The discussion goes well beyond the debate about recovery for economic loss in negligence and places that debate in a much wider context. The introduction explains the notion of economic interests and why this has been chosen as the focus of attention.
The second part gives an account of the relevant rules of tort law, while the third part examines the relationship between tort law and other legal categories such as contract, trusts, and restitution as well as between tort law and other techniques for protecting economic interests such as regulation and insurance.
The final part discusses the aims and functions of tort law. Many of the issues discussed receive very little attention in most tort texts. The book's focus on interests is fruitful because it leads us to consider the ways in which the protection of economic interests by tort law differs from that provided by other areas of law.

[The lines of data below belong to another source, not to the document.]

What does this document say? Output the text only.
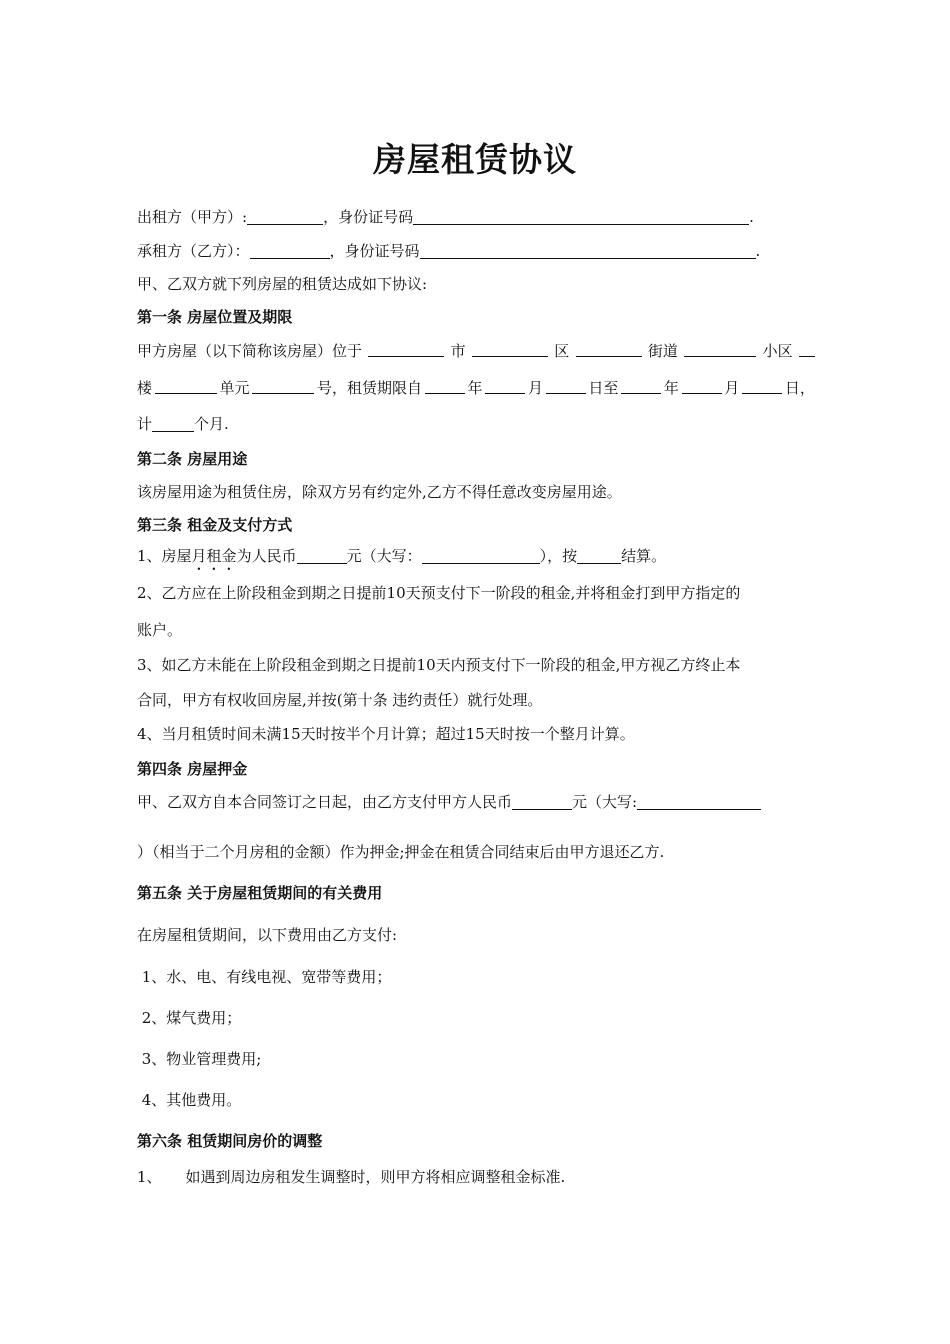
房屋租赁协议
出租方（甲方）:	，身份证号码	.
承租方（乙方）：	，身份证号码	.
甲、乙双方就下列房屋的租赁达成如下协议:
第一条 房屋位置及期限
甲方房屋（以下简称该房屋）位于	市	区	街道	小区
楼	单元	号，租赁期限自	年	月	日至	年	月	日，
计	个月.
第二条 房屋用途
该房屋用途为租赁住房，除双方另有约定外,乙方不得任意改变房屋用途。
第三条 租金及支付方式
1、房屋月租金为人民币	元（大写：	），按	结算。
2、乙方应在上阶段租金到期之日提前10天预支付下一阶段的租金,并将租金打到甲方指定的
账户。
3、如乙方未能在上阶段租金到期之日提前10天内预支付下一阶段的租金,甲方视乙方终止本
合同，甲方有权收回房屋,并按(第十条 违约责任）就行处理。
4、当月租赁时间未满15天时按半个月计算；超过15天时按一个整月计算。
第四条 房屋押金
甲、乙双方自本合同签订之日起，由乙方支付甲方人民币	元（大写:
）（相当于二个月房租的金额）作为押金;押金在租赁合同结束后由甲方退还乙方.
第五条 关于房屋租赁期间的有关费用
在房屋租赁期间，以下费用由乙方支付:
1、水、电、有线电视、宽带等费用；
2、煤气费用；
3、物业管理费用;
4、其他费用。
第六条 租赁期间房价的调整
1、 如遇到周边房租发生调整时，则甲方将相应调整租金标准.
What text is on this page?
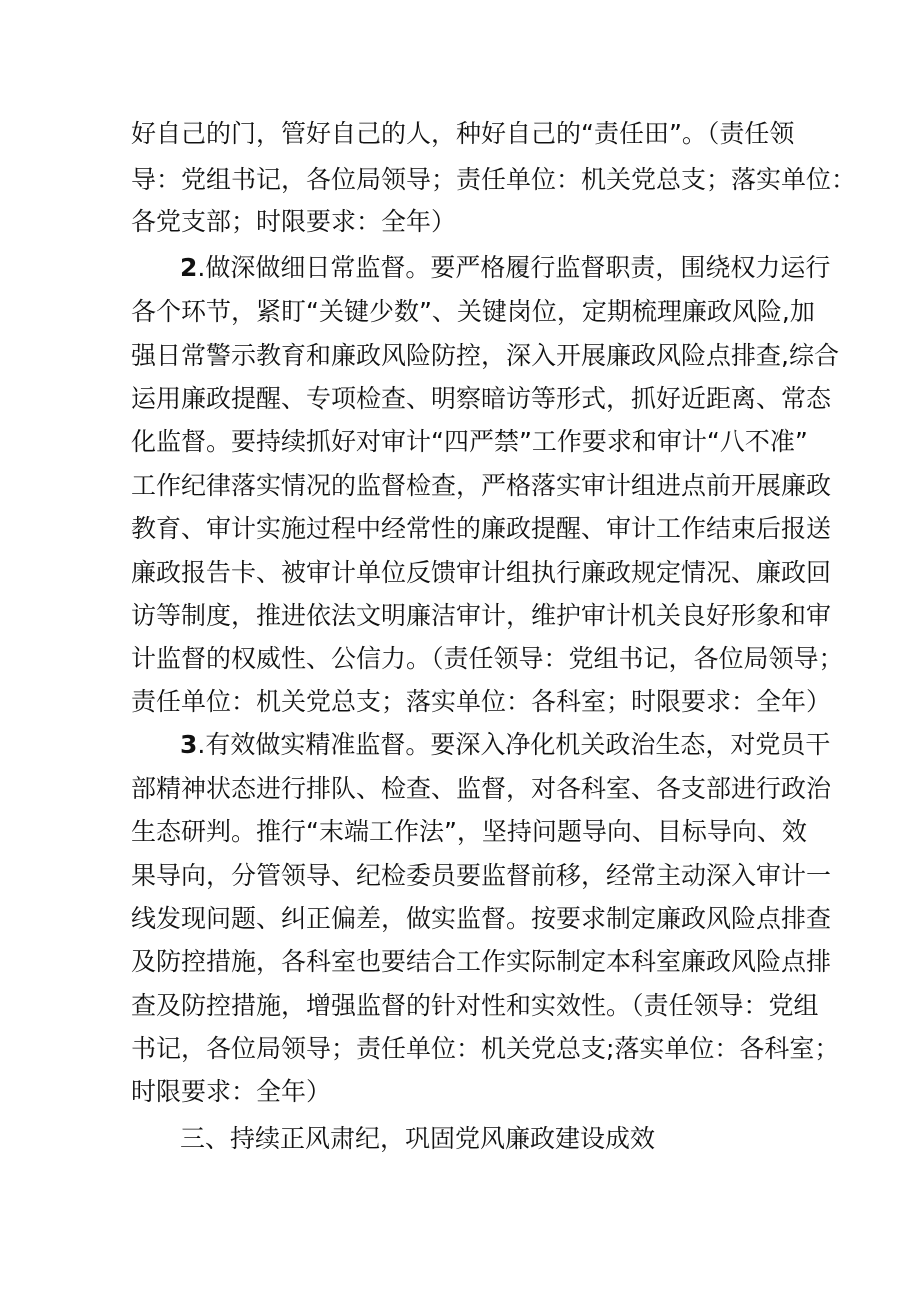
好自己的门，管好自己的人，种好自己的“责任田”。（责任领
导：党组书记，各位局领导；责任单位：机关党总支；落实单位：
各党支部；时限要求：全年）
2.做深做细日常监督。要严格履行监督职责，围绕权力运行
各个环节，紧盯“关键少数”、关键岗位，定期梳理廉政风险,加
强日常警示教育和廉政风险防控，深入开展廉政风险点排查,综合
运用廉政提醒、专项检查、明察暗访等形式，抓好近距离、常态
化监督。要持续抓好对审计“四严禁”工作要求和审计“八不准”
工作纪律落实情况的监督检查，严格落实审计组进点前开展廉政
教育、审计实施过程中经常性的廉政提醒、审计工作结束后报送
廉政报告卡、被审计单位反馈审计组执行廉政规定情况、廉政回
访等制度，推进依法文明廉洁审计，维护审计机关良好形象和审
计监督的权威性、公信力。（责任领导：党组书记，各位局领导；
责任单位：机关党总支；落实单位：各科室；时限要求：全年）
3.有效做实精准监督。要深入净化机关政治生态，对党员干
部精神状态进行排队、检查、监督，对各科室、各支部进行政治
生态研判。推行“末端工作法”，坚持问题导向、目标导向、效
果导向，分管领导、纪检委员要监督前移，经常主动深入审计一
线发现问题、纠正偏差，做实监督。按要求制定廉政风险点排查
及防控措施，各科室也要结合工作实际制定本科室廉政风险点排
查及防控措施，增强监督的针对性和实效性。（责任领导：党组
书记，各位局领导；责任单位：机关党总支;落实单位：各科室；
时限要求：全年）
三、持续正风肃纪，巩固党风廉政建设成效
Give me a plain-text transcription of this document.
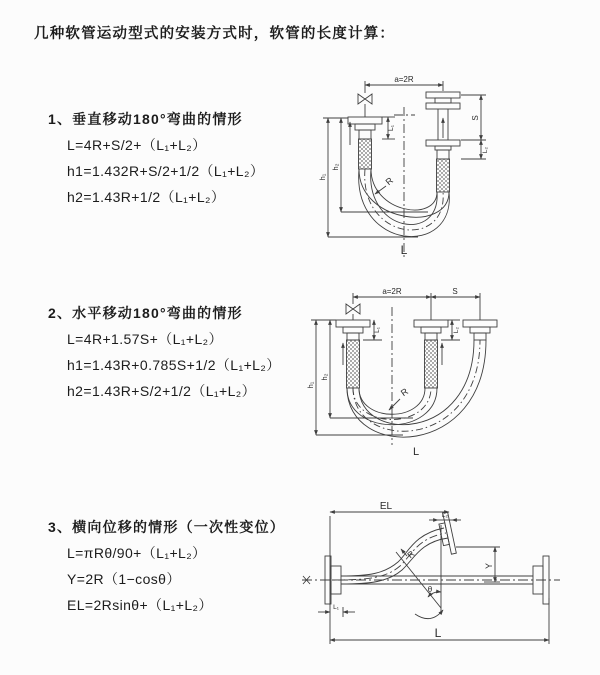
几种软管运动型式的安装方式时，软管的长度计算：
1、垂直移动180°弯曲的情形
L=4R+S/2+（L₁+L₂）
h1=1.432R+S/2+1/2（L₁+L₂）
h2=1.43R+1/2（L₁+L₂）
2、水平移动180°弯曲的情形
L=4R+1.57S+（L₁+L₂）
h1=1.43R+0.785S+1/2（L₁+L₂）
h2=1.43R+S/2+1/2（L₁+L₂）
3、横向位移的情形（一次性变位）
L=πRθ/90+（L₁+L₂）
Y=2R（1−cosθ）
EL=2Rsinθ+（L₁+L₂）
a=2R
L₁
h₁
h₂
S
L₂
R
L
a=2R	S
h₁
h₂
L₁	L₂
R
L
EL
L₂
Y
R
θ
L
L₁
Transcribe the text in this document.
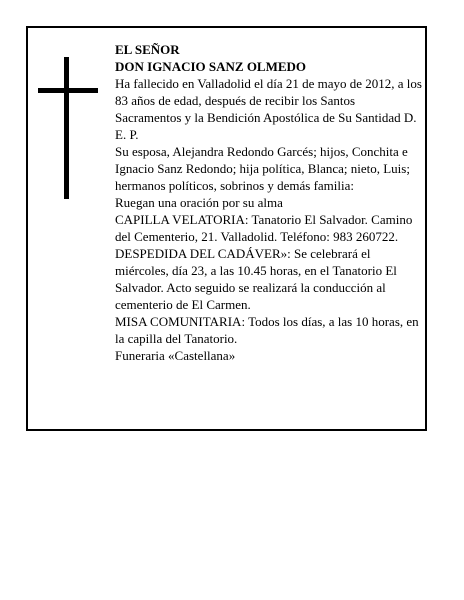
EL SEÑOR

DON IGNACIO SANZ OLMEDO

Ha fallecido en Valladolid el día 21 de mayo de 2012, a los 83 años de edad, después de recibir los Santos Sacramentos y la Bendición Apostólica de Su Santidad D. E. P.

Su esposa, Alejandra Redondo Garcés; hijos, Conchita e Ignacio Sanz Redondo; hija política, Blanca; nieto, Luis; hermanos políticos, sobrinos y demás familia:

Ruegan una oración por su alma

CAPILLA VELATORIA: Tanatorio El Salvador. Camino del Cementerio, 21. Valladolid. Teléfono: 983 260722.

DESPEDIDA DEL CADÁVER»: Se celebrará el miércoles, día 23, a las 10.45 horas, en el Tanatorio El Salvador. Acto seguido se realizará la conducción al cementerio de El Carmen.

MISA COMUNITARIA: Todos los días, a las 10 horas, en la capilla del Tanatorio.

Funeraria «Castellana»
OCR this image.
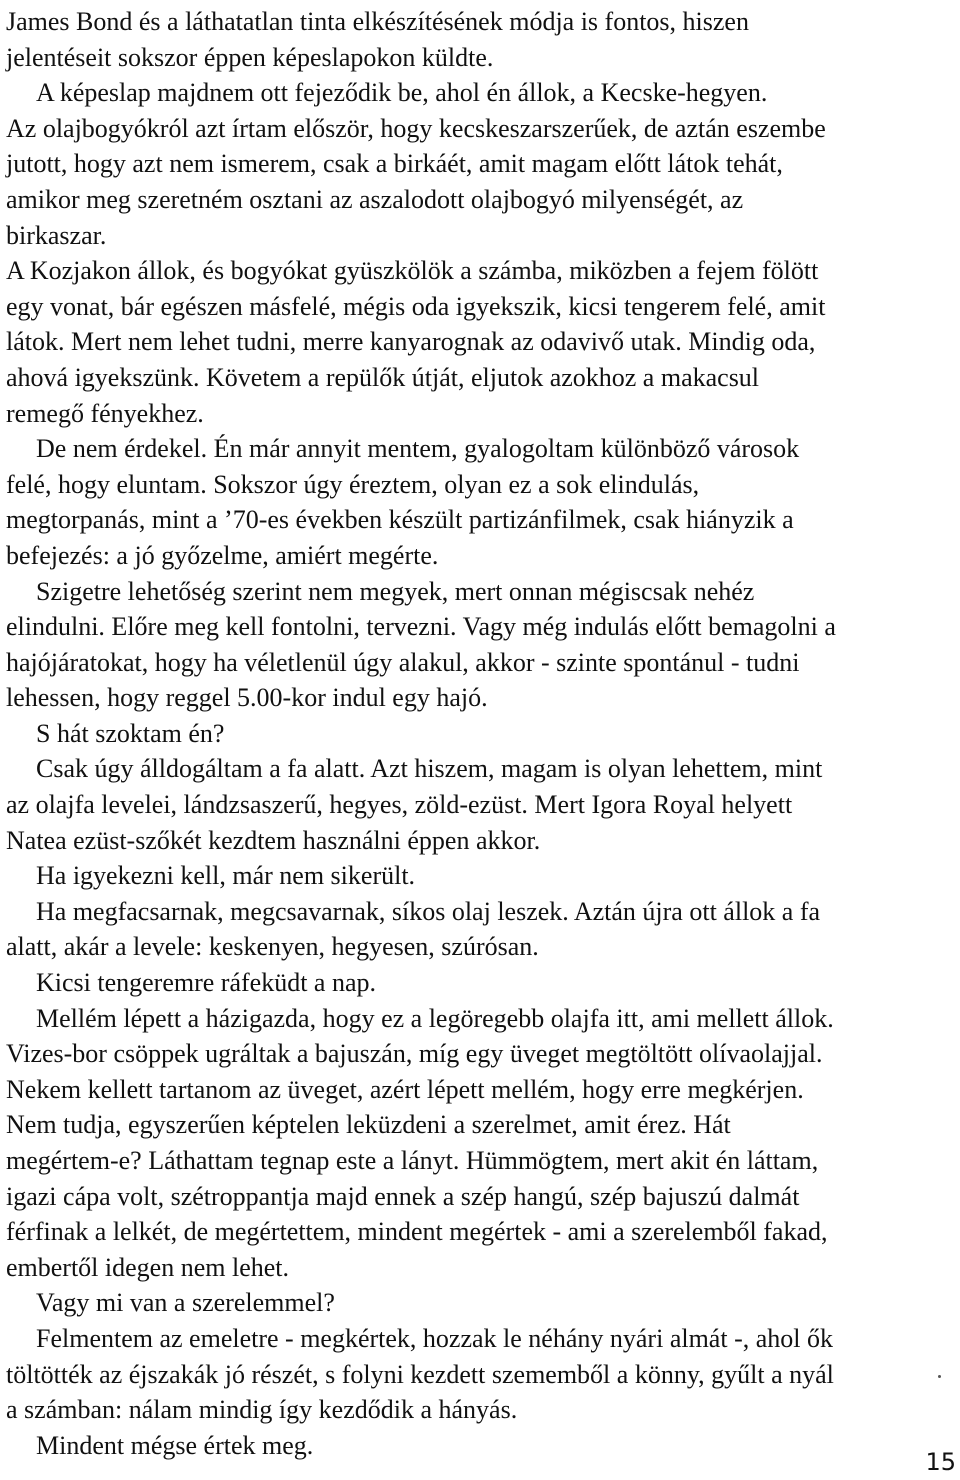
James Bond és a láthatatlan tinta elkészítésének módja is fontos, hiszen jelentéseit sokszor éppen képeslapokon küldte.

A képeslap majdnem ott fejeződik be, ahol én állok, a Kecske-hegyen.

Az olajbogyókról azt írtam először, hogy kecskeszarszerűek, de aztán eszembe jutott, hogy azt nem ismerem, csak a birkáét, amit magam előtt látok tehát, amikor meg szeretném osztani az aszalodott olajbogyó milyenségét, az birkaszar.

A Kozjakon állok, és bogyókat gyüszkölök a számba, miközben a fejem fölött egy vonat, bár egészen másfelé, mégis oda igyekszik, kicsi tengerem felé, amit látok. Mert nem lehet tudni, merre kanyarognak az odavivő utak. Mindig oda, ahová igyekszünk. Követem a repülők útját, eljutok azokhoz a makacsul remegő fényekhez.

De nem érdekel. Én már annyit mentem, gyalogoltam különböző városok felé, hogy eluntam. Sokszor úgy éreztem, olyan ez a sok elindulás, megtorpanás, mint a ’70-es években készült partizánfilmek, csak hiányzik a befejezés: a jó győzelme, amiért megérte.

Szigetre lehetőség szerint nem megyek, mert onnan mégiscsak nehéz elindulni. Előre meg kell fontolni, tervezni. Vagy még indulás előtt bemagolni a hajójáratokat, hogy ha véletlenül úgy alakul, akkor - szinte spontánul - tudni lehessen, hogy reggel 5.00-kor indul egy hajó.

S hát szoktam én?

Csak úgy álldogáltam a fa alatt. Azt hiszem, magam is olyan lehettem, mint az olajfa levelei, lándzsaszerű, hegyes, zöld-ezüst. Mert Igora Royal helyett Natea ezüst-szőkét kezdtem használni éppen akkor.

Ha igyekezni kell, már nem sikerült.

Ha megfacsarnak, megcsavarnak, síkos olaj leszek. Aztán újra ott állok a fa alatt, akár a levele: keskenyen, hegyesen, szúrósan.

Kicsi tengeremre ráfeküdt a nap.

Mellém lépett a házigazda, hogy ez a legöregebb olajfa itt, ami mellett állok. Vizes-bor csöppek ugráltak a bajuszán, míg egy üveget megtöltött olívaolajjal. Nekem kellett tartanom az üveget, azért lépett mellém, hogy erre megkérjen. Nem tudja, egyszerűen képtelen leküzdeni a szerelmet, amit érez. Hát megértem-e? Láthattam tegnap este a lányt. Hümmögtem, mert akit én láttam, igazi cápa volt, szétroppantja majd ennek a szép hangú, szép bajuszú dalmát férfinak a lelkét, de megértettem, mindent megértek - ami a szerelemből fakad, embertől idegen nem lehet.

Vagy mi van a szerelemmel?

Felmentem az emeletre - megkértek, hozzak le néhány nyári almát -, ahol ők töltötték az éjszakák jó részét, s folyni kezdett szememből a könny, gyűlt a nyál a számban: nálam mindig így kezdődik a hányás.

Mindent mégse értek meg.

15
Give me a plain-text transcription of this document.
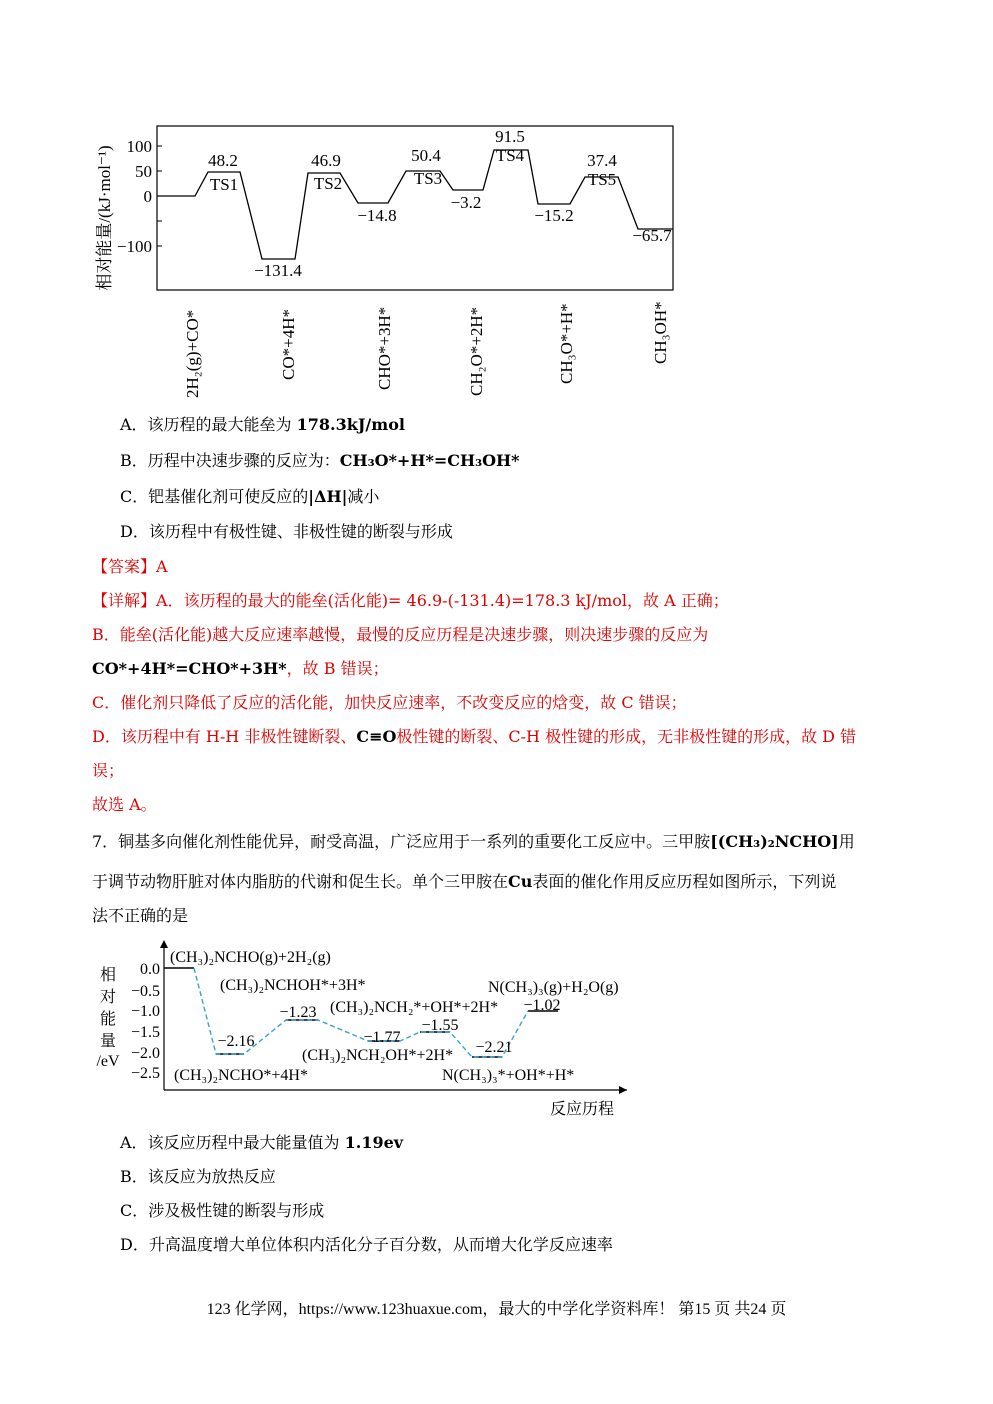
相对能量/(kJ·mol⁻¹) 100
50
0
−100
48.2
TS1
−131.4
46.9
TS2
−14.8
50.4
TS3
−3.2
91.5
TS4
−15.2
37.4
TS5
−65.7
2H₂(g)+CO*	CO*+4H*	CHO*+3H*	CH₂O*+2H*	CH₃O*+H*	CH₃OH*
A．该历程的最大能垒为 178.3kJ/mol
B．历程中决速步骤的反应为：CH₃O*+H*=CH₃OH*
C．钯基催化剂可使反应的|ΔH|减小
D．该历程中有极性键、非极性键的断裂与形成
【答案】A
【详解】A．该历程的最大的能垒(活化能)= 46.9-(-131.4)=178.3 kJ/mol，故 A 正确；
B．能垒(活化能)越大反应速率越慢，最慢的反应历程是决速步骤，则决速步骤的反应为
CO*+4H*=CHO*+3H*，故 B 错误；
C．催化剂只降低了反应的活化能，加快反应速率，不改变反应的焓变，故 C 错误；
D．该历程中有 H-H 非极性键断裂、C≡O极性键的断裂、C-H 极性键的形成，无非极性键的形成，故 D 错
误；
故选 A。
7．铜基多向催化剂性能优异，耐受高温，广泛应用于一系列的重要化工反应中。三甲胺[(CH₃)₂NCHO]用
于调节动物肝脏对体内脂肪的代谢和促生长。单个三甲胺在Cu表面的催化作用反应历程如图所示，下列说
法不正确的是
相
对
能
量
/eV
0.0
−0.5
−1.0
−1.5
−2.0
−2.5
−2.16
−1.23
−1.77
−1.55
−2.21
−1.02
(CH₃)₂NCHO(g)+2H₂(g)
(CH₃)₂NCHOH*+3H*
(CH₃)₂NCH₂*+OH*+2H*
N(CH₃)₃(g)+H₂O(g)
(CH₃)₂NCH₂OH*+2H*
(CH₃)₂NCHO*+4H*	N(CH₃)₃*+OH*+H*
反应历程
A．该反应历程中最大能量值为 1.19ev
B．该反应为放热反应
C．涉及极性键的断裂与形成
D．升高温度增大单位体积内活化分子百分数，从而增大化学反应速率
123 化学网，https://www.123huaxue.com，最大的中学化学资料库！ 第15 页 共24 页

It also alerts us to the fact that tort law plays a significant part in protecting interests recognized by property law and contract law. Viewing tort law in terms of the ways it protects economic interests leads to the important realization that the juridical techniques of the common law of tort have parallels in statutory causes of action, which often interact with common law causes of action in complex ways.
At a slightly more general level, this examination of the the functions of tort law in protecting economic interests helps to reveal their complexity and to explain inconsistencies within the general body of tort doctrine. This book is intended for this is an advanced text on the law of tort, suitable for very able undergraduates, graduates, scholars and practitioners.